I have been dreaming this dream a long, long time, bailed out of a career that would have (had I stayed until age 65) wrapped me in a blanket of security like a child in his Daddy's strong arms; soft and warm and worry-less. Money is nice, but we all know there are certain things it can't buy. It was the best decision I ever made, because only now can I imagine a life without health, only now do I fully understand that there are no guarantees.
Having always made heavy investments in health and fitness, I thought I might avoid or at least postpone the inevitable submersion into Golden Pond. Well Surprise, Surprise. But my mind is already hard at work, adapting, adjusting...compromising. It may be lowering my sights, I don't know.

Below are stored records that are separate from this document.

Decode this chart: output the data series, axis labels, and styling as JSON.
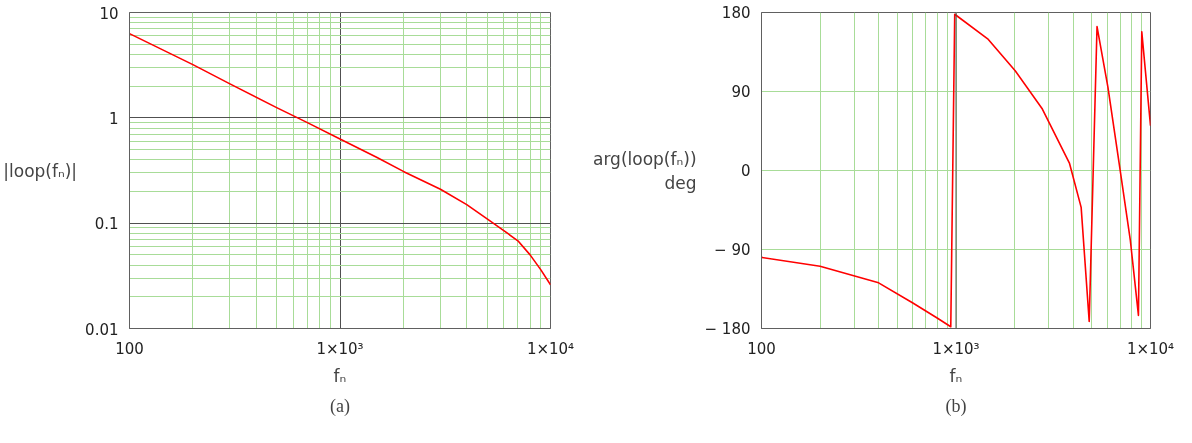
{
  "chart_data": [
    {
      "type": "line",
      "xlabel": "fₙ",
      "ylabel": "|loop(fₙ)|",
      "annotations": [
        "(a)"
      ],
      "log": "xy",
      "grid": true,
      "line_style": "solid",
      "marker": "none",
      "x": [
        100,
        200,
        300,
        500,
        700,
        1000,
        1500,
        2000,
        3000,
        4000,
        5000,
        6000,
        7000,
        8000,
        9000,
        10000
      ],
      "series": [
        {
          "color": "#ff0000",
          "values": [
            6.3,
            3.2,
            2.1,
            1.25,
            0.9,
            0.63,
            0.42,
            0.31,
            0.21,
            0.15,
            0.11,
            0.085,
            0.068,
            0.05,
            0.036,
            0.026
          ]
        }
      ],
      "xlim": [
        100,
        10000
      ],
      "ylim": [
        0.01,
        10
      ],
      "xticks": [
        100,
        {
          "value": 200,
          "label": null
        },
        {
          "value": 300,
          "label": null
        },
        {
          "value": 400,
          "label": null
        },
        {
          "value": 500,
          "label": null
        },
        {
          "value": 600,
          "label": null
        },
        {
          "value": 700,
          "label": null
        },
        {
          "value": 800,
          "label": null
        },
        {
          "value": 900,
          "label": null
        },
        {
          "value": 1000,
          "label": "1×10³"
        },
        {
          "value": 2000,
          "label": null
        },
        {
          "value": 3000,
          "label": null
        },
        {
          "value": 4000,
          "label": null
        },
        {
          "value": 5000,
          "label": null
        },
        {
          "value": 6000,
          "label": null
        },
        {
          "value": 7000,
          "label": null
        },
        {
          "value": 8000,
          "label": null
        },
        {
          "value": 9000,
          "label": null
        },
        {
          "value": 10000,
          "label": "1×10⁴"
        }
      ],
      "yticks": [
        0.01,
        {
          "value": 0.02,
          "label": null
        },
        {
          "value": 0.03,
          "label": null
        },
        {
          "value": 0.04,
          "label": null
        },
        {
          "value": 0.05,
          "label": null
        },
        {
          "value": 0.06,
          "label": null
        },
        {
          "value": 0.07,
          "label": null
        },
        {
          "value": 0.08,
          "label": null
        },
        {
          "value": 0.09,
          "label": null
        },
        0.1,
        {
          "value": 0.2,
          "label": null
        },
        {
          "value": 0.3,
          "label": null
        },
        {
          "value": 0.4,
          "label": null
        },
        {
          "value": 0.5,
          "label": null
        },
        {
          "value": 0.6,
          "label": null
        },
        {
          "value": 0.7,
          "label": null
        },
        {
          "value": 0.8,
          "label": null
        },
        {
          "value": 0.9,
          "label": null
        },
        1,
        {
          "value": 2,
          "label": null
        },
        {
          "value": 3,
          "label": null
        },
        {
          "value": 4,
          "label": null
        },
        {
          "value": 5,
          "label": null
        },
        {
          "value": 6,
          "label": null
        },
        {
          "value": 7,
          "label": null
        },
        {
          "value": 8,
          "label": null
        },
        {
          "value": 9,
          "label": null
        },
        10
      ]
    },
    {
      "type": "line",
      "xlabel": "fₙ",
      "ylabel": "arg(loop(fₙ))\ndeg",
      "annotations": [
        "(b)"
      ],
      "log": "x",
      "grid": true,
      "line_style": "solid",
      "marker": "none",
      "x": [
        100,
        200,
        400,
        600,
        800,
        940,
        985,
        1455,
        2010,
        2780,
        3835,
        4400,
        4840,
        5310,
        6040,
        6900,
        7880,
        8670,
        9020,
        10000
      ],
      "series": [
        {
          "color": "#ff0000",
          "values": [
            -99,
            -109,
            -128,
            -151,
            -168,
            -178,
            178,
            150,
            114,
            70,
            8,
            -42,
            -172,
            164,
            95,
            8,
            -80,
            -165,
            158,
            51
          ]
        }
      ],
      "xlim": [
        100,
        10000
      ],
      "ylim": [
        -180,
        180
      ],
      "ref_lines": [
        {
          "axis": "x",
          "value": 1000,
          "color": "#505050"
        }
      ],
      "xticks": [
        100,
        {
          "value": 200,
          "label": null
        },
        {
          "value": 300,
          "label": null
        },
        {
          "value": 400,
          "label": null
        },
        {
          "value": 500,
          "label": null
        },
        {
          "value": 600,
          "label": null
        },
        {
          "value": 700,
          "label": null
        },
        {
          "value": 800,
          "label": null
        },
        {
          "value": 900,
          "label": null
        },
        {
          "value": 1000,
          "label": "1×10³"
        },
        {
          "value": 2000,
          "label": null
        },
        {
          "value": 3000,
          "label": null
        },
        {
          "value": 4000,
          "label": null
        },
        {
          "value": 5000,
          "label": null
        },
        {
          "value": 6000,
          "label": null
        },
        {
          "value": 7000,
          "label": null
        },
        {
          "value": 8000,
          "label": null
        },
        {
          "value": 9000,
          "label": null
        },
        {
          "value": 10000,
          "label": "1×10⁴"
        }
      ],
      "yticks": [
        {
          "value": -180,
          "label": "− 180"
        },
        {
          "value": -90,
          "label": "− 90"
        },
        0,
        90,
        180
      ]
    }
  ]
}
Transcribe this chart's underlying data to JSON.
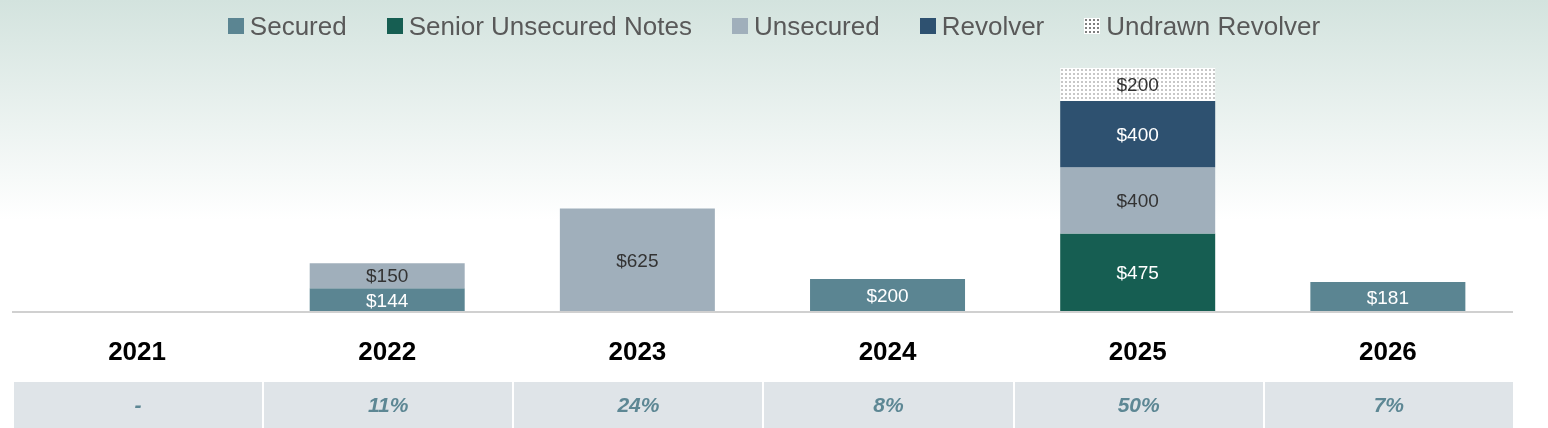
{
  "chart_data": {
    "type": "bar",
    "stacked": true,
    "categories": [
      "2021",
      "2022",
      "2023",
      "2024",
      "2025",
      "2026"
    ],
    "series": [
      {
        "name": "Secured",
        "color": "#5b8592",
        "values": [
          null,
          144,
          null,
          200,
          null,
          181
        ],
        "value_labels": [
          null,
          "$144",
          null,
          "$200",
          null,
          "$181"
        ]
      },
      {
        "name": "Senior Unsecured Notes",
        "color": "#165e52",
        "values": [
          null,
          null,
          null,
          null,
          475,
          null
        ],
        "value_labels": [
          null,
          null,
          null,
          null,
          "$475",
          null
        ]
      },
      {
        "name": "Unsecured",
        "color": "#a0afbb",
        "values": [
          null,
          150,
          625,
          null,
          400,
          null
        ],
        "value_labels": [
          null,
          "$150",
          "$625",
          null,
          "$400",
          null
        ]
      },
      {
        "name": "Revolver",
        "color": "#2e5170",
        "values": [
          null,
          null,
          null,
          null,
          400,
          null
        ],
        "value_labels": [
          null,
          null,
          null,
          null,
          "$400",
          null
        ]
      },
      {
        "name": "Undrawn Revolver",
        "color": "#7f7f7f",
        "values": [
          null,
          null,
          null,
          null,
          200,
          null
        ],
        "value_labels": [
          null,
          null,
          null,
          null,
          "$200",
          null
        ]
      }
    ],
    "annotations": [
      "-",
      "11%",
      "24%",
      "8%",
      "50%",
      "7%"
    ],
    "legend": "top"
  }
}
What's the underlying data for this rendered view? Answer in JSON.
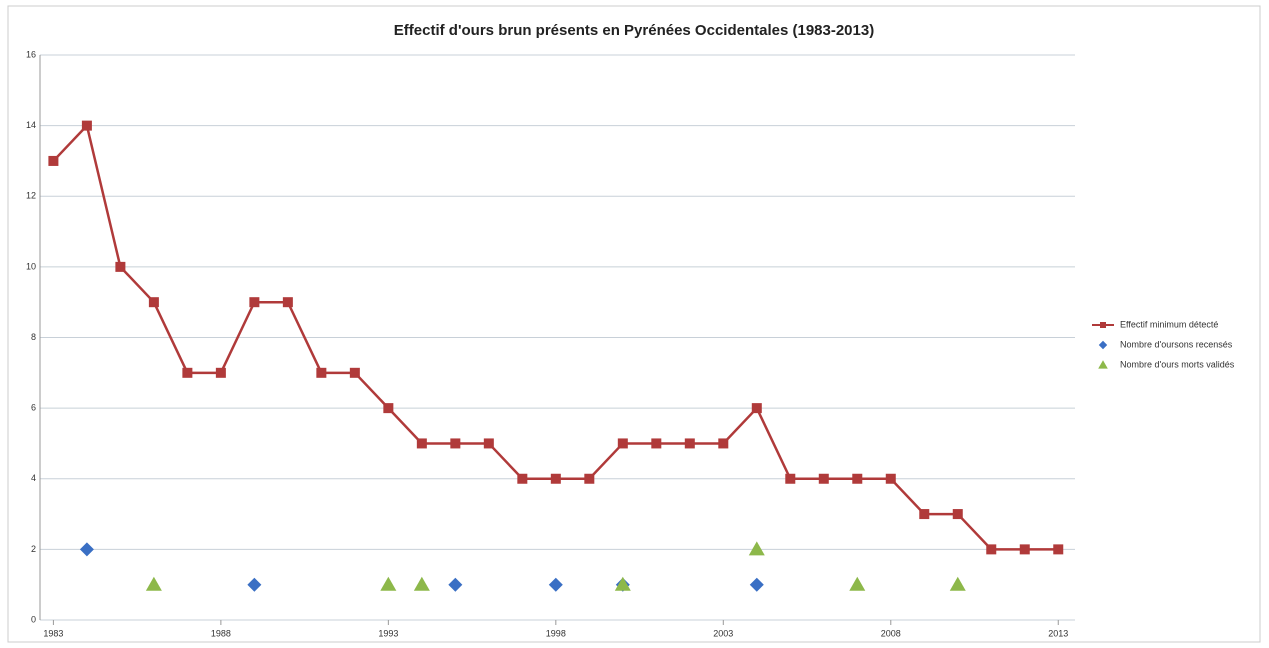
{
  "chart_data": {
    "type": "line",
    "title": "Effectif d'ours brun présents en Pyrénées Occidentales (1983-2013)",
    "x": [
      1983,
      1984,
      1985,
      1986,
      1987,
      1988,
      1989,
      1990,
      1991,
      1992,
      1993,
      1994,
      1995,
      1996,
      1997,
      1998,
      1999,
      2000,
      2001,
      2002,
      2003,
      2004,
      2005,
      2006,
      2007,
      2008,
      2009,
      2010,
      2011,
      2012,
      2013
    ],
    "series": [
      {
        "name": "Effectif minimum détecté",
        "type": "line",
        "marker": "square",
        "color": "#b03a3a",
        "values": [
          13,
          14,
          10,
          9,
          7,
          7,
          9,
          9,
          7,
          7,
          6,
          5,
          5,
          5,
          4,
          4,
          4,
          5,
          5,
          5,
          5,
          6,
          4,
          4,
          4,
          4,
          3,
          3,
          2,
          2,
          2
        ]
      },
      {
        "name": "Nombre d'oursons recensés",
        "type": "scatter",
        "marker": "diamond",
        "color": "#3a6fc4",
        "values": [
          null,
          2,
          null,
          null,
          null,
          null,
          1,
          null,
          null,
          null,
          null,
          null,
          1,
          null,
          null,
          1,
          null,
          1,
          null,
          null,
          null,
          1,
          null,
          null,
          null,
          null,
          null,
          null,
          null,
          null,
          null
        ]
      },
      {
        "name": "Nombre d'ours morts validés",
        "type": "scatter",
        "marker": "triangle",
        "color": "#8db84a",
        "values": [
          null,
          null,
          null,
          1,
          null,
          null,
          null,
          null,
          null,
          null,
          1,
          1,
          null,
          null,
          null,
          null,
          null,
          1,
          null,
          null,
          null,
          2,
          null,
          null,
          1,
          null,
          null,
          1,
          null,
          null,
          null
        ]
      }
    ],
    "xlim": [
      1982.6,
      2013.5
    ],
    "xticks": [
      1983,
      1988,
      1993,
      1998,
      2003,
      2008,
      2013
    ],
    "ylim": [
      0,
      16
    ],
    "yticks": [
      0,
      2,
      4,
      6,
      8,
      10,
      12,
      14,
      16
    ],
    "grid": true,
    "legend": "right"
  }
}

But as long as I can still scoot around on my 29'er, hike a good long trail...just to see a trickle of water fall from a canyon's varnished lip, listen to the Wren's falling song, and wade through alpine meadows of wildflowers, I will count myself among the fortunate.
Though it is on the threshold of noticeability, I do believe I'm getting better every day. Your comments are good motivation to hang in. I appreciate each and every one.
Have a fun Memorial Weekend, and thanks for your support.